El conductor asintió, sin mucho interés, y volvió al volante. Yo bajé del bus sintiéndome más perdida que nunca.
El aire nocturno estaba fresco, y las luces de la calle dibujaban sombras largas y tranquilas sobre la acera. Aun así, sentía un leve temblor en las piernas con cada paso que daba.
Saqué mi celular y marqué el número de Isa.
Ella contestó al segundo timbre.
—¡¿Ciel?! ¿Dónde estás? Me dejaste en visto desde hace como dos horas, pensé que te habían raptado o algo.—Estoy bien… —murmuré—. Solo fue un día raro. Te juro que… no sé cómo explicarlo.
—¿Raro cómo? ¿De los que merecen chisme largo o café urgente?
—De los que ni yo me creo.
—Uy, peor. ¿Quieres que salga a buscarte?
—No, tranquila. Solo... quería escuchar tu voz.
Isa bajó el tono al instante.
—Estoy aquí, ¿sí? Cuéntame cuando quieras. A tu ritmo.
Colgué después de prometerle que la llamaría al llegar a casa. Pero no fui directo a casa.
Caminé por un rato, sin rumbo. Necesitaba aire. Necesitaba claridad.

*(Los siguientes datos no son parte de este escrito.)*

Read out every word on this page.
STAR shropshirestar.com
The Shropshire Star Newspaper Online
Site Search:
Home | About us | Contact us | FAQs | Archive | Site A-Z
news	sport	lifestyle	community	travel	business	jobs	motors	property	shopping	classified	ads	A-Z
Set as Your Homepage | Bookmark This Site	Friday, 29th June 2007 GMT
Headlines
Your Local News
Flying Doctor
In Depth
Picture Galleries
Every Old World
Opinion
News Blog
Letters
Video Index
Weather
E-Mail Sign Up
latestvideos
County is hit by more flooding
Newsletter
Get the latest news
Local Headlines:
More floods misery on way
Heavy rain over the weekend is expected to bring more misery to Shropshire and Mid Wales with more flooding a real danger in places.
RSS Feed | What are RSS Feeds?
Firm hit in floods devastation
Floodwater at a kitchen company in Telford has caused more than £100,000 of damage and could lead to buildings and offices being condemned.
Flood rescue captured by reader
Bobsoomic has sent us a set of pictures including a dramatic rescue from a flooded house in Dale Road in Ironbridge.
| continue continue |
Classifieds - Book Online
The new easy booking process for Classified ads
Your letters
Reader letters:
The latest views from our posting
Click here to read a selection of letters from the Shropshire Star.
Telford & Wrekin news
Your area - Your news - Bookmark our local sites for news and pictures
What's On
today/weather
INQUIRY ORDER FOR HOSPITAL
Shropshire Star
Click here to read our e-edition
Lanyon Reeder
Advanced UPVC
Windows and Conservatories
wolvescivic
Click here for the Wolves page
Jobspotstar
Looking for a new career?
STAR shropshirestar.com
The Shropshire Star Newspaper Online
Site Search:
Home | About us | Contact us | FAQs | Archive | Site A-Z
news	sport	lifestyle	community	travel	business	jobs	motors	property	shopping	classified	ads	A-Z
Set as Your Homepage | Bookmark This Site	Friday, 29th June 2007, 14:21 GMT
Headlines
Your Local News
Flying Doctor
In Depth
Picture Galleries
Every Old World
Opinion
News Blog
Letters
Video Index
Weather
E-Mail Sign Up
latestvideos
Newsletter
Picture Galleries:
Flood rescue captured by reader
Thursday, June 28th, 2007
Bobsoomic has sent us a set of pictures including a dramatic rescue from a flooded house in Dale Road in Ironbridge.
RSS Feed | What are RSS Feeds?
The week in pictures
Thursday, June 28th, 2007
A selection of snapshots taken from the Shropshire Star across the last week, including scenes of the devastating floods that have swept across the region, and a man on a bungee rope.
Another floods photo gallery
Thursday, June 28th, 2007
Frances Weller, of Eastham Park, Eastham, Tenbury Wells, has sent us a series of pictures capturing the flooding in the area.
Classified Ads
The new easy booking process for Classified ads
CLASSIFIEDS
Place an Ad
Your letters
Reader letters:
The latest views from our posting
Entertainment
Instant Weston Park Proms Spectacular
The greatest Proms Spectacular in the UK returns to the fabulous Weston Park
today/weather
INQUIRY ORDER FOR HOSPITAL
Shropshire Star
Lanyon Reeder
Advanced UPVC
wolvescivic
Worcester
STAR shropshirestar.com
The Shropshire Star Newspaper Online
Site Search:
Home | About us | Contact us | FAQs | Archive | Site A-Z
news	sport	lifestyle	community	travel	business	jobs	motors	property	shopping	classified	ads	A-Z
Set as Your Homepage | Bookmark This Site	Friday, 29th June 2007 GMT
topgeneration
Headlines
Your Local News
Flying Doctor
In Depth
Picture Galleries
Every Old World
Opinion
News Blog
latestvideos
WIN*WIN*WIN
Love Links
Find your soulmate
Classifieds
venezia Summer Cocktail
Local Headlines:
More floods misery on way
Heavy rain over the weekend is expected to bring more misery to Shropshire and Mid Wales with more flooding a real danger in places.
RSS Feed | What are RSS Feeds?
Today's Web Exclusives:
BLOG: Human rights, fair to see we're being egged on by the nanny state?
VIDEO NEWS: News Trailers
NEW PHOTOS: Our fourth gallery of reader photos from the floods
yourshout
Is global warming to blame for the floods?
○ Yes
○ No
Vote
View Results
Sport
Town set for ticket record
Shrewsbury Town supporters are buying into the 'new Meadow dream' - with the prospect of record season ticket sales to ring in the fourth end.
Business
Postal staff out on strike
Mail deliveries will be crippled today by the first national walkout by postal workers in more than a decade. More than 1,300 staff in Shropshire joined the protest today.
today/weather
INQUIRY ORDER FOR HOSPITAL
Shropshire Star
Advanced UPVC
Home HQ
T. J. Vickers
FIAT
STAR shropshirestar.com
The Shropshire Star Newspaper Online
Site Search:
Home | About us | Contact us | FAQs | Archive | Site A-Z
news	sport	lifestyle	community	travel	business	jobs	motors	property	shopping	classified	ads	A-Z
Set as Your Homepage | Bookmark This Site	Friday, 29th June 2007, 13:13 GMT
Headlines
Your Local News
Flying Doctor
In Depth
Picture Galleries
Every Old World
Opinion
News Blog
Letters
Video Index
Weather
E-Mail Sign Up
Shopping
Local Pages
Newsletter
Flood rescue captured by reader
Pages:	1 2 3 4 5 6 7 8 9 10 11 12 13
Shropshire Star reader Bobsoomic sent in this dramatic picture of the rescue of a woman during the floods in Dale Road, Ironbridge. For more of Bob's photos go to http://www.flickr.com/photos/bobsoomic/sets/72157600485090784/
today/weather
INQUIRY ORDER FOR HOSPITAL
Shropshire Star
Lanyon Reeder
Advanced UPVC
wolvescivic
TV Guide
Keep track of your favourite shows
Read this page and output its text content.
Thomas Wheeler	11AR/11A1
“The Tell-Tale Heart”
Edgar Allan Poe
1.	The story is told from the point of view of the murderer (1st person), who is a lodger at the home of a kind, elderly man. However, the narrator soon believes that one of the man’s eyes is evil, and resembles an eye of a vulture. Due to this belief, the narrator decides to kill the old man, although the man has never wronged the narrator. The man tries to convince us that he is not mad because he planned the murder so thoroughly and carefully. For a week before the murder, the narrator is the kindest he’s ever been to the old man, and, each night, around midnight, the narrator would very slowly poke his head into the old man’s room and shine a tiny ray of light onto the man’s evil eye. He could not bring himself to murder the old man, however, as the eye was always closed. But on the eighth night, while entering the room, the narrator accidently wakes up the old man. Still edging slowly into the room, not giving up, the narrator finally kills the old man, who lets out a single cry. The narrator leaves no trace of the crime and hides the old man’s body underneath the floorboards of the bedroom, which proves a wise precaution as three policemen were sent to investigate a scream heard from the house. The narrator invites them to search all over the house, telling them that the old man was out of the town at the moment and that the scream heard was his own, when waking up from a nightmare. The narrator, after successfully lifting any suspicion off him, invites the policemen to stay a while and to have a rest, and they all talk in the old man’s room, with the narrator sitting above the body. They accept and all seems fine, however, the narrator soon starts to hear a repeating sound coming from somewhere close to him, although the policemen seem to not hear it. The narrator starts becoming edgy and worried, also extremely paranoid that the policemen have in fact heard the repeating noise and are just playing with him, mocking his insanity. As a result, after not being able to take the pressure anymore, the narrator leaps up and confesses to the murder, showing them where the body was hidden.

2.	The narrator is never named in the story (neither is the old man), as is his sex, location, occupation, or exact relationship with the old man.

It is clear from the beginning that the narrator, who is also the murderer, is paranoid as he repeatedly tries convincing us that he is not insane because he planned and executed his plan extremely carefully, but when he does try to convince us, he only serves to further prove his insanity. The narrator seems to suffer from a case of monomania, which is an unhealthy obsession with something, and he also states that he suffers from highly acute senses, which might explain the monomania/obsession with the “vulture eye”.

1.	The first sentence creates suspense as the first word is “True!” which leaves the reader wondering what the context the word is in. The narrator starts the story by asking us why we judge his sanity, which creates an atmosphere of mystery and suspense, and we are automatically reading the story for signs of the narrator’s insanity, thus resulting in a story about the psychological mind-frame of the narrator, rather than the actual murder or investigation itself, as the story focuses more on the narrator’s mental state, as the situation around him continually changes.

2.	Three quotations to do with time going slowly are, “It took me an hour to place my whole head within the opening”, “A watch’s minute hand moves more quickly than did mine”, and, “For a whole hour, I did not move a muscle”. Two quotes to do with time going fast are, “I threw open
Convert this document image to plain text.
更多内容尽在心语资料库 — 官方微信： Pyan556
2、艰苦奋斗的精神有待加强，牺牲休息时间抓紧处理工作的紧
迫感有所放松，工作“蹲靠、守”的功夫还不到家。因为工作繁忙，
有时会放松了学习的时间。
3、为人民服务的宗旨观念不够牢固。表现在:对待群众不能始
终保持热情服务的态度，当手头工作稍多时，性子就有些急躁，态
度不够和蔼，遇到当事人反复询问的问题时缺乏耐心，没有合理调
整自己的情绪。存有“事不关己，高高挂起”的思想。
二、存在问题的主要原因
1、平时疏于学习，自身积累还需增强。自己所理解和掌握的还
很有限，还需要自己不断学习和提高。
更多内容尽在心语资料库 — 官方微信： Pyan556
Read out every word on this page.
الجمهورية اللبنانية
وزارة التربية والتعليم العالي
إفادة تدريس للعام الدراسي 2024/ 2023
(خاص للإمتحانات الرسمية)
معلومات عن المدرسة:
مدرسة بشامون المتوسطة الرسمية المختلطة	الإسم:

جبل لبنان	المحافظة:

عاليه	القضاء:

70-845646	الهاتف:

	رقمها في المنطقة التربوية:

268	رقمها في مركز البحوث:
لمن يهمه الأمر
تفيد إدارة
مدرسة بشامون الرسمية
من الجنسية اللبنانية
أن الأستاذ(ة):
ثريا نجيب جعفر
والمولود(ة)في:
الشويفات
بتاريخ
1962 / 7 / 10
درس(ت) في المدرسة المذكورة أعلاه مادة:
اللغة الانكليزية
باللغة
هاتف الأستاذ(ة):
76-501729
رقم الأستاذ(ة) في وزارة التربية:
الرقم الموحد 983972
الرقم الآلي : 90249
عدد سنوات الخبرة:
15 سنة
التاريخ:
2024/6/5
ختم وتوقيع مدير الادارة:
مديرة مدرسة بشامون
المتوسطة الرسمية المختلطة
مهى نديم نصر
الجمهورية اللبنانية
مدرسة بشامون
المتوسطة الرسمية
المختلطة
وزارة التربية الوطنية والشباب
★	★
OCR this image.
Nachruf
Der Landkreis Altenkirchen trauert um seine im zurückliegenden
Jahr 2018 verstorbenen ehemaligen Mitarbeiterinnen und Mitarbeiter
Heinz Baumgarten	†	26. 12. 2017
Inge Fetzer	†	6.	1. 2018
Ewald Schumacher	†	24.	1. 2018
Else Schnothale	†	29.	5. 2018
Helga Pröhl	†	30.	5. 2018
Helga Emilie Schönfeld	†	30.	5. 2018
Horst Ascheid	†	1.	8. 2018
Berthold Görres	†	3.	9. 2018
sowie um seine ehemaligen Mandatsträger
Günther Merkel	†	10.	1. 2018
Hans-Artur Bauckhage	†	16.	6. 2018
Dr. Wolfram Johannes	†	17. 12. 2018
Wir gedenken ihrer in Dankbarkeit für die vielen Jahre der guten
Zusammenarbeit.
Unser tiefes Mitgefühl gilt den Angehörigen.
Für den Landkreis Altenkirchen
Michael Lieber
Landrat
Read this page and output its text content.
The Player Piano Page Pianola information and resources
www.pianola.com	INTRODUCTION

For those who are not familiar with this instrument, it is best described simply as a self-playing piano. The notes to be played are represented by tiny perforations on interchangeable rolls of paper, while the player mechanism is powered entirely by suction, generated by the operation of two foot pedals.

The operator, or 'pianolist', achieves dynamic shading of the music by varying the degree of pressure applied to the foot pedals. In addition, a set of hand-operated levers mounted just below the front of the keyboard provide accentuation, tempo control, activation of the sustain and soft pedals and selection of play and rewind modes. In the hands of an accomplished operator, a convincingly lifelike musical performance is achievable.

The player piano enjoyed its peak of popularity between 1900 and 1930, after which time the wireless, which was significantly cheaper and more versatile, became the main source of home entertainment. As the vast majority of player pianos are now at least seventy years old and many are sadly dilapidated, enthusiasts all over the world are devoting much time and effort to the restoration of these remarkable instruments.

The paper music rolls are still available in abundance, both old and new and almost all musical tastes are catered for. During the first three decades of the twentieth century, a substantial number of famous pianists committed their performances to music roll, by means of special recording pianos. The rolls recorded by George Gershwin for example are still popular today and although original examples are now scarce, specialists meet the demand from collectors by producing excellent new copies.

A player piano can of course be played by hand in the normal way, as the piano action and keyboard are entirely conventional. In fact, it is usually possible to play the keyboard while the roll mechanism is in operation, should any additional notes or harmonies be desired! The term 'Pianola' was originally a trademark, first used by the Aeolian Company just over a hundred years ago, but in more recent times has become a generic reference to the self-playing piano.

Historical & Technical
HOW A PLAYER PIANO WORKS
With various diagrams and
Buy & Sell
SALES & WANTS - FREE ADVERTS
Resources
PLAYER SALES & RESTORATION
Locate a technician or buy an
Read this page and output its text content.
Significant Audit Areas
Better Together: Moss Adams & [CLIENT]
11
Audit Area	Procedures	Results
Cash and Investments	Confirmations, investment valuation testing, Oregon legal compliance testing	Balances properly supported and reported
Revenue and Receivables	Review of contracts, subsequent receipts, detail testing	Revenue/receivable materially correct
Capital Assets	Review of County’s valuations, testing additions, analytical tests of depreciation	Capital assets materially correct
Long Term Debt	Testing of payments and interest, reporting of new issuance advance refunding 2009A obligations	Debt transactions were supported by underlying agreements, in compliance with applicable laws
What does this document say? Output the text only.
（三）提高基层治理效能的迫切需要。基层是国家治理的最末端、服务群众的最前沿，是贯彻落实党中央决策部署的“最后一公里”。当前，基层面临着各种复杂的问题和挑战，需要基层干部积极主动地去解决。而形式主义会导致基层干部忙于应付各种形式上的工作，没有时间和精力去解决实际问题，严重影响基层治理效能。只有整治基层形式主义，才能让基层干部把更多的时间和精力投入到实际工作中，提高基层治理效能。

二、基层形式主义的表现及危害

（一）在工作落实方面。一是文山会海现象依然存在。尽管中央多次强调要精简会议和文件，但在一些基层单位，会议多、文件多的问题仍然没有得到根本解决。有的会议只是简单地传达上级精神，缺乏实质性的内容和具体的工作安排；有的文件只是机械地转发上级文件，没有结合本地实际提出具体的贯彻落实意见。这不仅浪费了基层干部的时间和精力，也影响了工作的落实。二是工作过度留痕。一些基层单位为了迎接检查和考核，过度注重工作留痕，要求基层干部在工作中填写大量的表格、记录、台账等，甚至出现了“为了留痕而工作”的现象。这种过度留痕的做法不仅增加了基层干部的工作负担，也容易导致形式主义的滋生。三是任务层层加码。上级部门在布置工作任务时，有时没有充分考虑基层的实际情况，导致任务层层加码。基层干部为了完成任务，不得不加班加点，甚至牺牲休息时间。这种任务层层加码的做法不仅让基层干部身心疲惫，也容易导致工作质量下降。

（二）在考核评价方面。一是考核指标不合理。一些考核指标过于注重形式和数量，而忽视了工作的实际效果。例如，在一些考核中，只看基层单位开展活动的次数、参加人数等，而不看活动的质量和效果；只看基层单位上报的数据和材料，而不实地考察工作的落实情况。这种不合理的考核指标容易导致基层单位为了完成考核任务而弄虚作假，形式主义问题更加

Hasta que me detuve frente a otra estación de autobús, vacía, iluminada solo por una lámpara parpadeante. Me senté en la banca oxidada y, por instinto, toqué mi cabeza. Sentía un leve dolor… como si algo se hubiera roto por dentro.Luego bajé la mirada a mi brazo.
Ahí es donde me mordió.
Nada. Piel lisa. Ni una marca. Ni un hematoma.
—¿Qué fue todo eso…? —susurré, en voz tan baja que ni el viento me oyó.
—¿Ian? —mi voz sonó pequeña, quebrada.